Şimdi de Türkiye'nin Kürtler tarafından parçalanabileceği bir sistemde Kürdistan ile Ermenistan, Büyük İsrail hedefinin ara aparatlarıdır." diyor.
Türkiye Ermenistan'ı tepe taklak edip Ankara'nın kapısına getirdi. Suriye'de Esad'ı halledip gücü eline aldı. Büyük İsrail hedeflerinin canına ot tıkayan tek lider tüm dünyada Erdoğan'dan başkası değildir. 15 Temmuz, Türkiye'yi parçalara ayırıp, Büyük İsrail hedefine vardıracak bir numaralı darbe girişimiydi.

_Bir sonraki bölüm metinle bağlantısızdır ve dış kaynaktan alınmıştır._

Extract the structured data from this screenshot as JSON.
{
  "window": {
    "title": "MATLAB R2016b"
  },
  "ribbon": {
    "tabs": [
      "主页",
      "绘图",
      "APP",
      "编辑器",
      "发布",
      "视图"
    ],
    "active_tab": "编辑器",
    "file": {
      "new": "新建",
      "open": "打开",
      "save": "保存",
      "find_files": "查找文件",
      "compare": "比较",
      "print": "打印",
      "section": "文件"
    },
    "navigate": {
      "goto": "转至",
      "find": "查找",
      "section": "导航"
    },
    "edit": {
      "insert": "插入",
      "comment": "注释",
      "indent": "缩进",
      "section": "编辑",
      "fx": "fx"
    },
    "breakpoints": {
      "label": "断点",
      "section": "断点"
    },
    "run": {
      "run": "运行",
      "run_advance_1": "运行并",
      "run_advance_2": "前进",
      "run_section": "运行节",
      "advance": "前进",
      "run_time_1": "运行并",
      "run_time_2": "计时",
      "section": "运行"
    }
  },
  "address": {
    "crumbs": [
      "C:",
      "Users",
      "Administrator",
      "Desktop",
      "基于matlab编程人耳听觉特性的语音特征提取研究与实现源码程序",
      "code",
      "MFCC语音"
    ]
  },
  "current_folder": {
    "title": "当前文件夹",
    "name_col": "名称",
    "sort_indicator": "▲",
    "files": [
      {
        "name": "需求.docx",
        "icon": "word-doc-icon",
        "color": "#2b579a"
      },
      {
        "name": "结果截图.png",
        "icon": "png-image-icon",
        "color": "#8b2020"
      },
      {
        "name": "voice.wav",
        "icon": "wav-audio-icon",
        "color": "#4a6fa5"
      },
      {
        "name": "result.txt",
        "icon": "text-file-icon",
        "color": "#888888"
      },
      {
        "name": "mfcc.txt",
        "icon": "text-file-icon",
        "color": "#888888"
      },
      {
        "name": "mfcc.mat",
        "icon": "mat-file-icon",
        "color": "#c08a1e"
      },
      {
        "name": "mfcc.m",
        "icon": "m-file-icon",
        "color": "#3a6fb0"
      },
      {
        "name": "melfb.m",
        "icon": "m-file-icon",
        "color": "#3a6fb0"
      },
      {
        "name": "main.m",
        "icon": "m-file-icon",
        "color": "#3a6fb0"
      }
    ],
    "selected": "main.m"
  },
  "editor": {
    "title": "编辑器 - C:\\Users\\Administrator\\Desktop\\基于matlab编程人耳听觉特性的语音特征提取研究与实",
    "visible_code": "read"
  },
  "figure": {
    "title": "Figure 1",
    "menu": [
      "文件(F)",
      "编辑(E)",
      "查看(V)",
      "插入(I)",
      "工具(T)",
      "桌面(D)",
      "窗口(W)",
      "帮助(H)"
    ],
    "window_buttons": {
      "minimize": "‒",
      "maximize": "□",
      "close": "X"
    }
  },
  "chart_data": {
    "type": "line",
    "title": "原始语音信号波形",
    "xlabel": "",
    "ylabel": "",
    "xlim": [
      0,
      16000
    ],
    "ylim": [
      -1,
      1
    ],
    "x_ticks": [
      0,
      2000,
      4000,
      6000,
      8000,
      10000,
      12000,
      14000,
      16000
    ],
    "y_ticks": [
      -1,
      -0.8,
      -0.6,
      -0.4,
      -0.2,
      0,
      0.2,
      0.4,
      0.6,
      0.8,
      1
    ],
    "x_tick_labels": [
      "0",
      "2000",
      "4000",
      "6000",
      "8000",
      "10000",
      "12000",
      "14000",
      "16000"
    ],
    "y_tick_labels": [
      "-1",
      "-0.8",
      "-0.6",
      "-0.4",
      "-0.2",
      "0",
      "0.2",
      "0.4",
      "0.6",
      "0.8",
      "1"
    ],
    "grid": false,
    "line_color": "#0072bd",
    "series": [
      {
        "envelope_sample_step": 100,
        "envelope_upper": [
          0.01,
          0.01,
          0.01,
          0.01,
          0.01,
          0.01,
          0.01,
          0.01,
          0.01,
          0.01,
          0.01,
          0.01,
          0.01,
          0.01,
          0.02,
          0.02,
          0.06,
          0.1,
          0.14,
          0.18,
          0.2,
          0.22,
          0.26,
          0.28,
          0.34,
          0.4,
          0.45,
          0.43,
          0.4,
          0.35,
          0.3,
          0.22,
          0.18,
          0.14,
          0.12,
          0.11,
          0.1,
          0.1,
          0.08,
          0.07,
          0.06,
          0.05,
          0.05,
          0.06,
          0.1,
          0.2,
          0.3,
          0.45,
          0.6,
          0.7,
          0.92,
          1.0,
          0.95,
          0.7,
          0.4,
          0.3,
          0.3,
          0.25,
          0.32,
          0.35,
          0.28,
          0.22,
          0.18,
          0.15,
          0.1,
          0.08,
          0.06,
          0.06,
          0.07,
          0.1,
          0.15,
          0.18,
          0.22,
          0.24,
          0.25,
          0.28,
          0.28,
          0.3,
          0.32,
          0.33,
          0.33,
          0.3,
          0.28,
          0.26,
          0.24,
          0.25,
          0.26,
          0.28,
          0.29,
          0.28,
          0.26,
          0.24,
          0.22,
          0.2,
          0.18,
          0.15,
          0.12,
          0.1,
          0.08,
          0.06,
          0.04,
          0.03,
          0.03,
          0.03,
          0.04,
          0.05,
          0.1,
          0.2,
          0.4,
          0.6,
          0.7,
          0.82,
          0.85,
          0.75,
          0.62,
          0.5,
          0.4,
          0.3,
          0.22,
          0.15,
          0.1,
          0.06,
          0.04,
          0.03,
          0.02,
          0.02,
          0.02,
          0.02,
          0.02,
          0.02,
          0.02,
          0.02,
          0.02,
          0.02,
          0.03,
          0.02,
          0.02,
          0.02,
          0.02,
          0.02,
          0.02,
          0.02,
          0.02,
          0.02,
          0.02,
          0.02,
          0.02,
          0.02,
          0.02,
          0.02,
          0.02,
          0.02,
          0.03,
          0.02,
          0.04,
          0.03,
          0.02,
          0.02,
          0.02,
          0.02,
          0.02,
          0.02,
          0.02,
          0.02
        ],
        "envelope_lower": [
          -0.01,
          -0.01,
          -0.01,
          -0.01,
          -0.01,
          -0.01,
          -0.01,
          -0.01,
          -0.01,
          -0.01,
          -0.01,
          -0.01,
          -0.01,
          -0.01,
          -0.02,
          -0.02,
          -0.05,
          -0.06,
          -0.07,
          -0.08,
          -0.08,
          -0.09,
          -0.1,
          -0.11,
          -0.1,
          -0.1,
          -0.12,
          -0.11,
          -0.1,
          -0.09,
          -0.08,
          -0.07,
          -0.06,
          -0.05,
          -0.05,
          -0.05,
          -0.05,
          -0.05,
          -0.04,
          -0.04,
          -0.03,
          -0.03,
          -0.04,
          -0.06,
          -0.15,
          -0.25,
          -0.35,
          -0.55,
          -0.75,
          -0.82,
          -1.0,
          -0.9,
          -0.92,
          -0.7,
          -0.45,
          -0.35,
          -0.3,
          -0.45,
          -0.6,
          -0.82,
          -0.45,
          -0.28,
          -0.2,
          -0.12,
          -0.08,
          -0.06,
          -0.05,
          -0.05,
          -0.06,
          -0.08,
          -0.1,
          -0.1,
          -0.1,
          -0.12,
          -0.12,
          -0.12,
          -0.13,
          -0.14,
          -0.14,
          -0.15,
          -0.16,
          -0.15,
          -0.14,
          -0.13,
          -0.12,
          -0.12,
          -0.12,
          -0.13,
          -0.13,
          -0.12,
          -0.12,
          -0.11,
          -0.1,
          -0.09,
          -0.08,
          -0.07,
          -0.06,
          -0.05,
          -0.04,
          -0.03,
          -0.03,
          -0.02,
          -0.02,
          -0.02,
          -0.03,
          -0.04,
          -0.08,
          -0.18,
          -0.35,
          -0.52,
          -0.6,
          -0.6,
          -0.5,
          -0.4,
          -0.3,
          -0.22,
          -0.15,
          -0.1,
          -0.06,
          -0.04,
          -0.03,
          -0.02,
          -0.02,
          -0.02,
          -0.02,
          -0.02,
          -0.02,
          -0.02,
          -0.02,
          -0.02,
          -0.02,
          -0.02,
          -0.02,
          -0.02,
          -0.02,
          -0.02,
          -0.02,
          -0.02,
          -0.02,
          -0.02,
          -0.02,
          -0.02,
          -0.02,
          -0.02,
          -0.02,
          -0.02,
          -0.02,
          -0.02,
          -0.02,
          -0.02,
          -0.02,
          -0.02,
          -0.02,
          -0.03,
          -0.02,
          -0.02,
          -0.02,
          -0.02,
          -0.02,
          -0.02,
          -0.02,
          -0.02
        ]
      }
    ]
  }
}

Orada bile en büyük kaybeden İsrail'dir. Suriye üzerinden Ortadoğu gaz ve petrollerini taşıyarak Avrupa'yı kucağına oturtmak ve bağımlı hale gelmesini sağlamak amacıyla bugün İsrail hala Şam'a saldırmakta ve karşısında Türkiye'yi bulmaktadır.
Her kirli oyununu, asla gerçekleşmeyecek hayallerini balyozla yıkan tek güç Ankara'dır. O yüzden son günlerde "Bizim için en büyük tehdit Türkiye" demeye başladılar. Çünkü o silahı ellerinden almaya hazırlanan ve Avrupa'yı enerji bağımlısı haline getirmeye başlayan bir Türkiye var artık. İsrail gazetelerinde 2003'e kadar "Yahudilerin iki devleti var. Büyük olanı Türkiye, küçüğü ise İsrail" diye yazılar çıkıyordu. Erdoğan iktidarında o gazeteler onlara yutturuldu.
ABD'nin eski Dışişleri bakanı Henry Kissinger "ABD dış politikası büyük İsrail hedefine kilitlidir" diyordu. O yılların hedeflerini bitirmek için şimdi o ABD'de "PKK'yı Suriye'de ya lağvedersiniz ya da ben tepelerine binerek Büyük İsrail uşaklıklarına son veririm" diyor. Başkan Bush, yıllar önce kendisini ziyarete gelen Başbakan Demirel'in önüne Güneydoğu haritası koyup, şehirlerin etnik nüfusunu sayıyor ve "Ne işiniz var buralarda" diyordu. Demirel'in gıkı çıkmıyordu. Otele döndüklerinde görüşmeye katılan milletvekili Lütfi Akdoğan "Sayın Demirel, neden masaya yumruğu vurmadınız" diyordu.
"Demirel de "Lütfiii Lütfi... Amerika'dan korkmuyorsan gel sen yönet bu memleketi" cevabını veriyordu.
Bu olayı vefatından önce bizzat Lütfi Akdoğan'ın ağzından dinlemiştim. Amerika'dan korkmak demek, Büyük İsrail hedefine kilitlenmiş Amerikan dış politikasına, dolayısıyla Tel Aviv'e teslim olmaktı demekti.
Şimdi daha yola çıkmadan sopalar gösterilmeye başlanıyor, kora kor, "Önce Türkiye" denen pazarlıklar yapılıyor.
Daha da ötesi İsrail'in tüm planlarına, tasmalı köpeğe çevirdiği Amerika'dan adeta beyzbol sopası indiriyor.
Geçmişi bilen biri olarak bu günleri gördüğüm için çok şükrediyorum.